The unique and beautiful coastal and rural landscapes of Auckland’s Franklin region are increasingly making their way on to television and big screens around New Zealand and the world, thanks to growing interest from film producers – and the cooperation of local communities.
TV3’s six-part crime drama The Gulf features locations such as Kawakawa Bay, Waiti Bay Reserve, and Magazine Bay where the production shot in October and November last year. The show – produced by Screentime and Lippy Pictures – hit TV screens hot on the heels of TVNZ’s moody thriller The Bad Seed, which shot some scenes in Karaka in May and June last year.
While Auckland’s west and central city have historically been the mainstay of Auckland’s on-location filming, Franklin is now firmly on the screen industry’s map. In the year to June, 24 Auckland Council public space film permits were issued in the Franklin Local Board area – totaling 36 shooting days; the biggest production involved more than 200 people on site, while most had between 20 and 70 crew.
Franklin also starred in the Grand Designs NZ 2019 launch campaign shoot, and a range of television commercials filmed in the past year for companies including Holden, Subaru, Mercury, NZ Post, Asahi, Hirepool, and BP; and diverse commercial product photo shoots.
But it hasn’t just been small screen productions showcasing Franklin – a major Hollywood producer filmed scenes for a feature film at Hunua, and the feature film Only Cloud Knows shot on location at the petrol station in Kawakawa Bay, Ness Valley Rd in Clevedon, and the Orere-Matingarahi Rd.
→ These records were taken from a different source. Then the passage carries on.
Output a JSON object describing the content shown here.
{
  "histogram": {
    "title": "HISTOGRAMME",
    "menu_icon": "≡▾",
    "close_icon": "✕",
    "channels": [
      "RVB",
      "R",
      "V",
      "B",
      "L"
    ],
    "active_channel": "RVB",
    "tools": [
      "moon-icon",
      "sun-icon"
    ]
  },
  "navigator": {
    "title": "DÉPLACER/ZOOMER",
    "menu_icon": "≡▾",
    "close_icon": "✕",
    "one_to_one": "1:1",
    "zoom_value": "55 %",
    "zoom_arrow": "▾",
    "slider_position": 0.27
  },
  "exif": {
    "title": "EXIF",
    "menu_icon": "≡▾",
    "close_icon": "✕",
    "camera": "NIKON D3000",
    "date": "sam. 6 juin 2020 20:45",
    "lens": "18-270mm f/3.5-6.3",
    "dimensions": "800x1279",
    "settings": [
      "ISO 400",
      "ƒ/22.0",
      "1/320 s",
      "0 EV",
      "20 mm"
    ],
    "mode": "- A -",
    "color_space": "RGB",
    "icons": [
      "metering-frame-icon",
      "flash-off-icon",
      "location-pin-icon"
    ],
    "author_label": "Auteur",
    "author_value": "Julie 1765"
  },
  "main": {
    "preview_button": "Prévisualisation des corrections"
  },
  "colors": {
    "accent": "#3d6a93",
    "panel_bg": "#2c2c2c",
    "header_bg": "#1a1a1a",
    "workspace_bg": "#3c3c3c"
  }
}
In 2016, a Warner Bros./Gravity Pictures unit filmed on-water scenes from The Meg at Waitawa Regional Park – with the movie going on to be a global box office hit in 2018.
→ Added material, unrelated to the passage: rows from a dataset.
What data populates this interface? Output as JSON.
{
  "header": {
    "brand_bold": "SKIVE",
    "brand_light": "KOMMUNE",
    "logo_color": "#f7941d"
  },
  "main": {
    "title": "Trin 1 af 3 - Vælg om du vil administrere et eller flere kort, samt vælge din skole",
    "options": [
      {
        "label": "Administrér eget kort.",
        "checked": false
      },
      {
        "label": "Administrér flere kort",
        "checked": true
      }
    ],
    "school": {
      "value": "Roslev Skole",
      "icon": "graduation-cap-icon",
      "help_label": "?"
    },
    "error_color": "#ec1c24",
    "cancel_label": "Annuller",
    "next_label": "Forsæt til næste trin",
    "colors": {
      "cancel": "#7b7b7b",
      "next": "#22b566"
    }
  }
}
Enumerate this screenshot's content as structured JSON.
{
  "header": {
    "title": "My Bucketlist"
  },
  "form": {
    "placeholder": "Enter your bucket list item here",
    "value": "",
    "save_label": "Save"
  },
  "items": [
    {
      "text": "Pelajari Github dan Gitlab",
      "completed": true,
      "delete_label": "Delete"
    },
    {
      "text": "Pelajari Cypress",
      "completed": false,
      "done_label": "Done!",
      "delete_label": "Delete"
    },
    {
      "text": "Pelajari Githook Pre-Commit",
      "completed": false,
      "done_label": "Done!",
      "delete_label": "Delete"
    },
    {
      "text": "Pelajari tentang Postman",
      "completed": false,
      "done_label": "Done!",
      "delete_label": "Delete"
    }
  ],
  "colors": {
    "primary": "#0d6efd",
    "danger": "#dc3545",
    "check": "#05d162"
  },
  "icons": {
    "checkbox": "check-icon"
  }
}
Screen Auckland, the team at Auckland Tourism, Events and Economic Development (ATEED) works with Franklin Local Board, and Council units including Parks and Auckland Transport (on behalf of NZTA) to process and issue public space film permits.
Jasmine Millet, Manager Screen Auckland, says: “It’s been great to see Franklin emerge as a bona fide screen production destination in Auckland. The word is out in the industry about the area’s unique landscapes, beaches and relatively quiet coastal roads. I’m sure some people who see the region on screen will be inspired to visit for themselves.
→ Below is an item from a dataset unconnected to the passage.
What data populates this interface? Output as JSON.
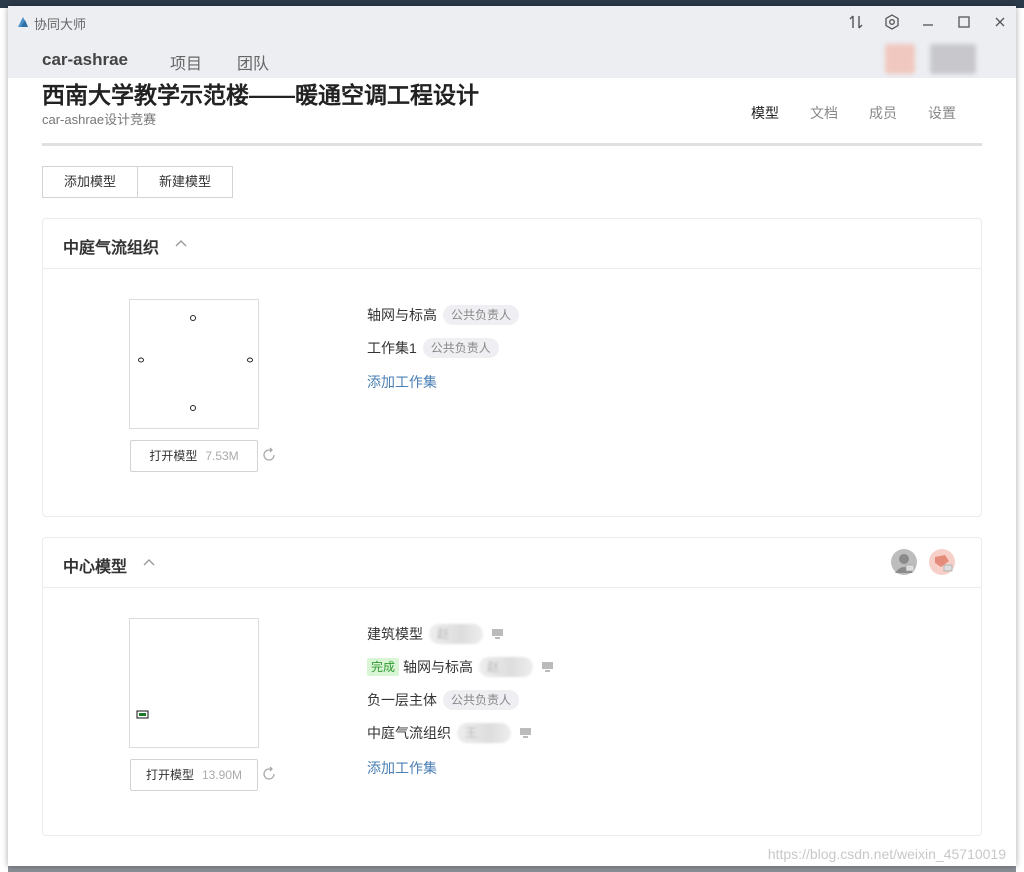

“Our job is to work with Franklin Local Board to ensure the Council permit conditions strike the right balance between communities’ needs as filming takes place around them, and Council’s support for a hugely important industry for our region.”
In the 2018/19 year, 617 permits were issued across Auckland – just shy of the annual record – and Statistics NZ data shows Auckland’s thriving production and post-production industry again earned more than a billion dollars in gross revenue.
Under Council’s permit fee system, Screen Auckland gave back to Franklin Local Board nearly $3000 from the fees charged in the area during 2018/19. The fee Council charges for a shoot varies based on its size and impact.
Franklin Local Board chair Angela Fulljames says: “Franklin Local Board are excited about the potential for screen production as a contributor to local economic activity in our region. We have a diversity of environments that make us an attractive location to work in, and we are pleased to welcome productions. Recognising ourselves and our special places on screen is also bit of a thrill and generates local pride in Franklin."
Screen production in Auckland directly supports more than 1600 companies and 3500 jobs. It also has a ‘halo’ effect, boosting business for a range of support industries. In most cases, productions and crews spend directly into the communities where filming takes place, from local caterers to building supplies merchants.
In the past year, Council permits have been issued for a diverse range of Franklin locations including Omana, Hunua, Duder and Tapapakanga regional parks, Maraetai Wharf, Kariotahi Beach on the west coast, Clevedon shops, Karaka, and Awhitu Peninsula.
Jasmine Millet says: “Council appreciates the cooperation of residents who may be briefly affected by short-term road closures, or sections of parks being closed off, when scenes are being shot. The industry is growing rapidly in our region, bringing exciting job opportunities, hundreds of millions in international investment, and exposure that will benefit all of us.”